3. Turkish Bath Experience
Best: Visiting the 300 year old Cagaloglu Hamam. We relaxed in the gender-segregated, warm, marble hamam and were scrubbed and massaged by a charming Turkish grandma called Fatma. Highly recommended. If it’s good enough for Chevy Chase, Kate Moss, John Travolta and Franz Liszt, it’s good enough for me.
Worst: Entering the basement of a hotel which housed a mixed-gender Turkish bath and being scrubbed and massaged by a kind, but handsy, old Turkish man. Not recommended, but if you do go, go with a liberal Scandinavian friend who will keep you laughing throughout the entire experience.
4. Interactions with Locals Working in the Tourism Market
Best: Tie (1) Being mercilessly, but gently, teased by a shopkeeper while trying to buy a backgammon set (commonly played in tea houses). We pointed at various wooden boxes in his shop, only to have him pull out each box and slowly open it to reveal the velvety interior of yet another jewelry case. The last box we pointed to was an actual backgammon set, which, he explained apologetically, was for his own personal. The timing of his repeated false-reveals was spot-on-hilarious. Afterward he took mercy on us and found a shopkeeper up the street with backgammon sets for sale. Everyone was all smiles.
(2) Placing bets with friendly restaurant touts on whether or not they could guess all three of our nationalities. I was the easiest: the American with the obvious accent. My Danish friend was harder, but their skill allowed them to quickly narrow it down to a Scandinavian country. My Mexican friend was the enigma. They wanted to guess Turkish based on her face, but knew it wasn’t right based on her accent. One guessed Egyptian, another guessed Chilean and yet another guessed Moroccan. When a tout struck out, we won our wager of a free round of tea and baklava.
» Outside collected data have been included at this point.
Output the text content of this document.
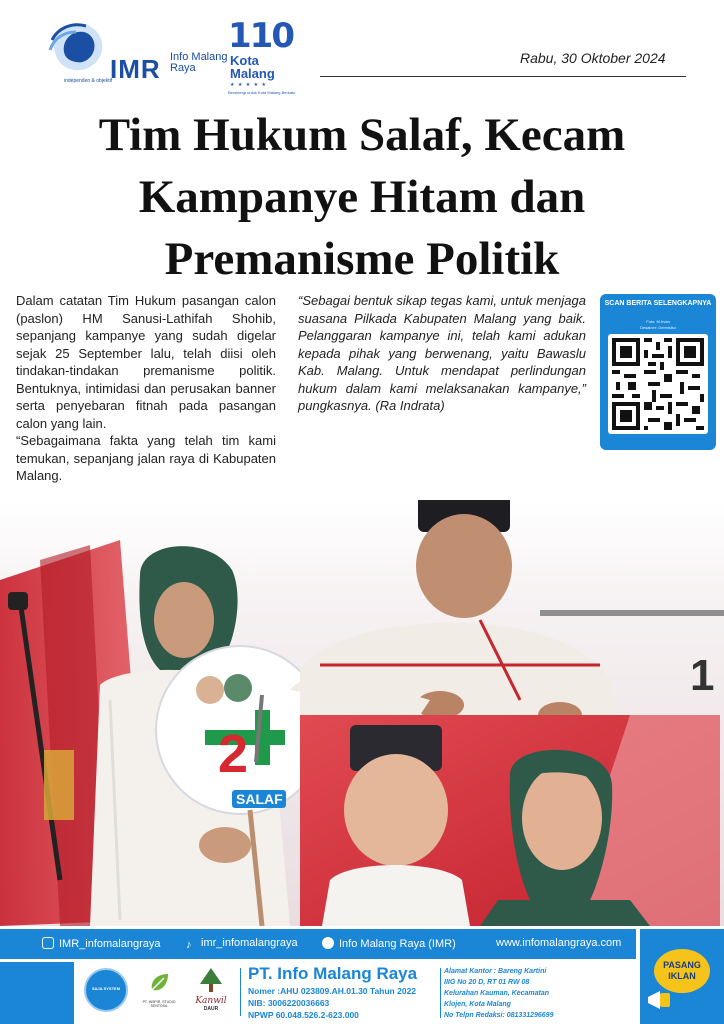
IMR Info Malang Raya
independen & objektif
110
Kota Malang
★ ★ ★ ★ ★
Bersinergi untuk Kota Malang Bersatu
Rabu, 30 Oktober 2024
Tim Hukum Salaf, Kecam Kampanye Hitam dan Premanisme Politik

Dalam catatan Tim Hukum pasangan calon (paslon) HM Sanusi-Lathifah Shohib, sepanjang kampanye yang sudah digelar sejak 25 September lalu, telah diisi oleh tindakan-tindakan premanisme politik. Bentuknya, intimidasi dan perusakan banner serta penyebaran fitnah pada pasangan calon yang lain.

“Sebagaimana fakta yang telah tim kami temukan, sepanjang jalan raya di Kabupaten Malang.

“Sebagai bentuk sikap tegas kami, untuk menjaga suasana Pilkada Kabupaten Malang yang baik. Pelanggaran kampanye ini, telah kami adukan kepada pihak yang berwenang, yaitu Bawaslu Kab. Malang. Untuk mendapat perlindungan hukum dalam kami melaksanakan kampanye,” pungkasnya. (Ra Indrata)

SCAN BERITA SELENGKAPNYA
Foto: M.Irvan
Desainer: Dennisiko
1
2
SALAF
IMR_infomalangraya ♪ imr_infomalangraya	Info Malang Raya (IMR)	www.infomalangraya.com
PASANG IKLAN
SAJA SYSTEM
PT. INSPIR. STUDIO SENTOSA	Kanwil
DAUR
PT. Info Malang Raya
Nomer :AHU 023809.AH.01.30 Tahun 2022
NIB: 3006220036663
NPWP 60.048.526.2-623.000
Alamat Kantor : Bareng Kartini
IIIG No 20 D, RT 01 RW 08
Kelurahan Kauman, Kecamatan
Klojen, Kota Malang
No Telpn Redaksi: 081331296699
Worst: Returning to our hotel one day to discover that we’d be “upgraded” to a room featuring: a column in the middle of the floor plan; a TV turned on but that could only be turned off via a remote control that contained no batteries; and, a window that would not close in temperatures almost touching freezing (hotel staff later “shut” it using packing tape). It was still amusing and, hey, they gave us free apple tea.
Istanbul in sum total: highly recommend by three women of three disparate nationalities and mother tongues, even in the dead of winter.